En el caso del nivel primario, la reglamentación contempla cierta flexibilización con fines educativos, permitiendo el uso de dispositivos en proyectos previamente planificados. Sin embargo, estas actividades deberán contar con autorización institucional y consentimiento familiar, además de garantizar alternativas para aquellos estudiantes que no dispongan de tecnología.
Para las escuelas secundarias, el uso de celulares estará habilitado únicamente cuando tenga un objetivo pedagógico definido por el docente. Fuera de ese contexto, los dispositivos deberán permanecer apagados, guardados y fuera del alcance, reforzando la idea de que la tecnología no debe interferir en el desarrollo normal de las clases.
La norma también establece restricciones estrictas sobre el uso no educativo, como la prohibición de grabar videos, audios o tomar fotografías dentro de la institución, así como reproducir música o utilizar aplicaciones ajenas a la actividad académica. Estas medidas apuntan a prevenir conflictos, proteger la privacidad y mejorar la convivencia escolar.
Al mismo tiempo, se contemplan excepciones justificadas, como situaciones de salud, necesidades educativas especiales o casos de comunicación urgente, siempre con autorización institucional y acuerdo familiar.

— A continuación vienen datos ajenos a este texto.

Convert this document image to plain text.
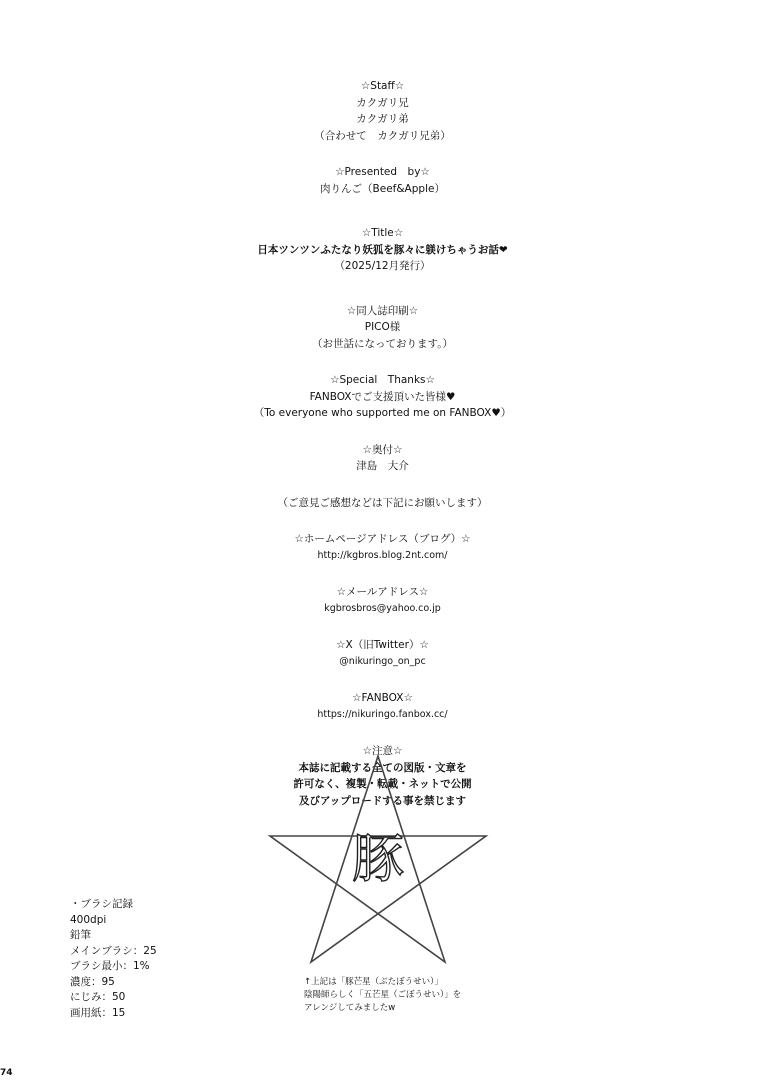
☆Staff☆
カクガリ兄
カクガリ弟
（合わせて　カクガリ兄弟）
☆Presented　by☆
肉りんご（Beef&Apple）
☆Title☆
日本ツンツンふたなり妖狐を豚々に躾けちゃうお話❤
（2025/12月発行）
☆同人誌印刷☆
PICO様
（お世話になっております。）
☆Special　Thanks☆
FANBOXでご支援頂いた皆様♥
（To everyone who supported me on FANBOX♥）
☆奥付☆
津島　大介
（ご意見ご感想などは下記にお願いします）
☆ホームページアドレス（ブログ）☆
http://kgbros.blog.2nt.com/
☆メールアドレス☆
kgbrosbros@yahoo.co.jp
☆X（旧Twitter）☆
@nikuringo_on_pc
☆FANBOX☆
https://nikuringo.fanbox.cc/
☆注意☆
本誌に記載する全ての図版・文章を
許可なく、複製・転載・ネットで公開
及びアップロードする事を禁じます
豚
・ブラシ記録
400dpi
鉛筆
メインブラシ：25
ブラシ最小：1%
濃度：95
にじみ：50
画用紙：15
↑上記は「豚芒星（ぶたぼうせい）」
陰陽師らしく「五芒星（ごぼうせい）」を
アレンジしてみましたw
74
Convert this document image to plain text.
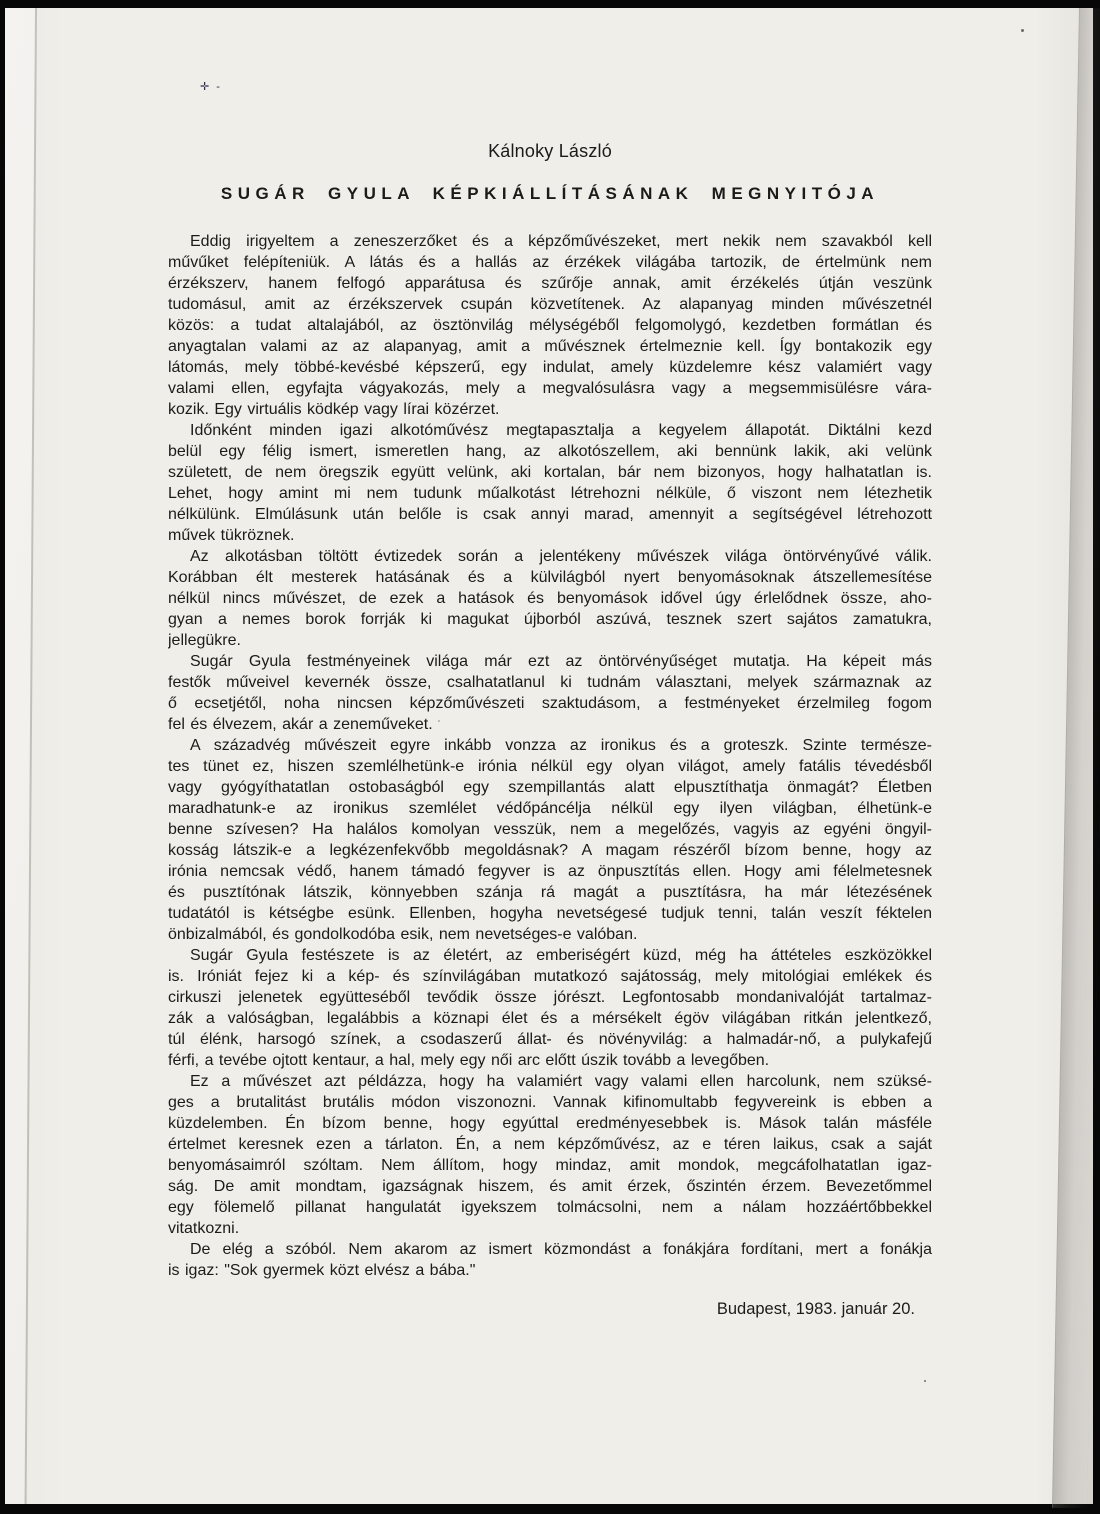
✛ -
Kálnoky László
SUGÁR GYULA KÉPKIÁLLÍTÁSÁNAK MEGNYITÓJA
Eddig irigyeltem a zeneszerzőket és a képzőművészeket, mert nekik nem szavakból kell
művűket felépíteniük. A látás és a hallás az érzékek világába tartozik, de értelmünk nem
érzékszerv, hanem felfogó apparátusa és szűrője annak, amit érzékelés útján veszünk
tudomásul, amit az érzékszervek csupán közvetítenek. Az alapanyag minden művészetnél
közös: a tudat altalajából, az ösztönvilág mélységéből felgomolygó, kezdetben formátlan és
anyagtalan valami az az alapanyag, amit a művésznek értelmeznie kell. Így bontakozik egy
látomás, mely többé-kevésbé képszerű, egy indulat, amely küzdelemre kész valamiért vagy
valami ellen, egyfajta vágyakozás, mely a megvalósulásra vagy a megsemmisülésre vára-
kozik. Egy virtuális ködkép vagy lírai közérzet.
Időnként minden igazi alkotóművész megtapasztalja a kegyelem állapotát. Diktálni kezd
belül egy félig ismert, ismeretlen hang, az alkotószellem, aki bennünk lakik, aki velünk
született, de nem öregszik együtt velünk, aki kortalan, bár nem bizonyos, hogy halhatatlan is.
Lehet, hogy amint mi nem tudunk műalkotást létrehozni nélküle, ő viszont nem létezhetik
nélkülünk. Elmúlásunk után belőle is csak annyi marad, amennyit a segítségével létrehozott
művek tükröznek.
Az alkotásban töltött évtizedek során a jelentékeny művészek világa öntörvényűvé válik.
Korábban élt mesterek hatásának és a külvilágból nyert benyomásoknak átszellemesítése
nélkül nincs művészet, de ezek a hatások és benyomások idővel úgy érlelődnek össze, aho-
gyan a nemes borok forrják ki magukat újborból aszúvá, tesznek szert sajátos zamatukra,
jellegükre.
Sugár Gyula festményeinek világa már ezt az öntörvényűséget mutatja. Ha képeit más
festők műveivel kevernék össze, csalhatatlanul ki tudnám választani, melyek származnak az
ő ecsetjétől, noha nincsen képzőművészeti szaktudásom, a festményeket érzelmileg fogom
fel és élvezem, akár a zeneműveket.
A századvég művészeit egyre inkább vonzza az ironikus és a groteszk. Szinte természe-
tes tünet ez, hiszen szemlélhetünk-e irónia nélkül egy olyan világot, amely fatális tévedésből
vagy gyógyíthatatlan ostobaságból egy szempillantás alatt elpusztíthatja önmagát? Életben
maradhatunk-e az ironikus szemlélet védőpáncélja nélkül egy ilyen világban, élhetünk-e
benne szívesen? Ha halálos komolyan vesszük, nem a megelőzés, vagyis az egyéni öngyil-
kosság látszik-e a legkézenfekvőbb megoldásnak? A magam részéről bízom benne, hogy az
irónia nemcsak védő, hanem támadó fegyver is az önpusztítás ellen. Hogy ami félelmetesnek
és pusztítónak látszik, könnyebben szánja rá magát a pusztításra, ha már létezésének
tudatától is kétségbe esünk. Ellenben, hogyha nevetségesé tudjuk tenni, talán veszít féktelen
önbizalmából, és gondolkodóba esik, nem nevetséges-e valóban.
Sugár Gyula festészete is az életért, az emberiségért küzd, még ha áttételes eszközökkel
is. Iróniát fejez ki a kép- és színvilágában mutatkozó sajátosság, mely mitológiai emlékek és
cirkuszi jelenetek együtteséből tevődik össze jórészt. Legfontosabb mondanivalóját tartalmaz-
zák a valóságban, legalábbis a köznapi élet és a mérsékelt égöv világában ritkán jelentkező,
túl élénk, harsogó színek, a csodaszerű állat- és növényvilág: a halmadár-nő, a pulykafejű
férfi, a tevébe ojtott kentaur, a hal, mely egy női arc előtt úszik tovább a levegőben.
Ez a művészet azt példázza, hogy ha valamiért vagy valami ellen harcolunk, nem szüksé-
ges a brutalitást brutális módon viszonozni. Vannak kifinomultabb fegyvereink is ebben a
küzdelemben. Én bízom benne, hogy egyúttal eredményesebbek is. Mások talán másféle
értelmet keresnek ezen a tárlaton. Én, a nem képzőművész, az e téren laikus, csak a saját
benyomásaimról szóltam. Nem állítom, hogy mindaz, amit mondok, megcáfolhatatlan igaz-
ság. De amit mondtam, igazságnak hiszem, és amit érzek, őszintén érzem. Bevezetőmmel
egy fölemelő pillanat hangulatát igyekszem tolmácsolni, nem a nálam hozzáértőbbekkel
vitatkozni.
De elég a szóból. Nem akarom az ismert közmondást a fonákjára fordítani, mert a fonákja
is igaz: "Sok gyermek közt elvész a bába."
Budapest, 1983. január 20.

La reglamentación también promueve la construcción de acuerdos escolares de convivencia que adapten la norma a cada comunidad educativa.
Finalmente, el Ministerio de Educación deberá avanzar con campañas de concientización, capacitación docente y seguimiento de la implementación. El objetivo es consolidar una cultura de uso responsable de la tecnología que combine aprendizaje, inclusión digital y cuidado de los estudiantes.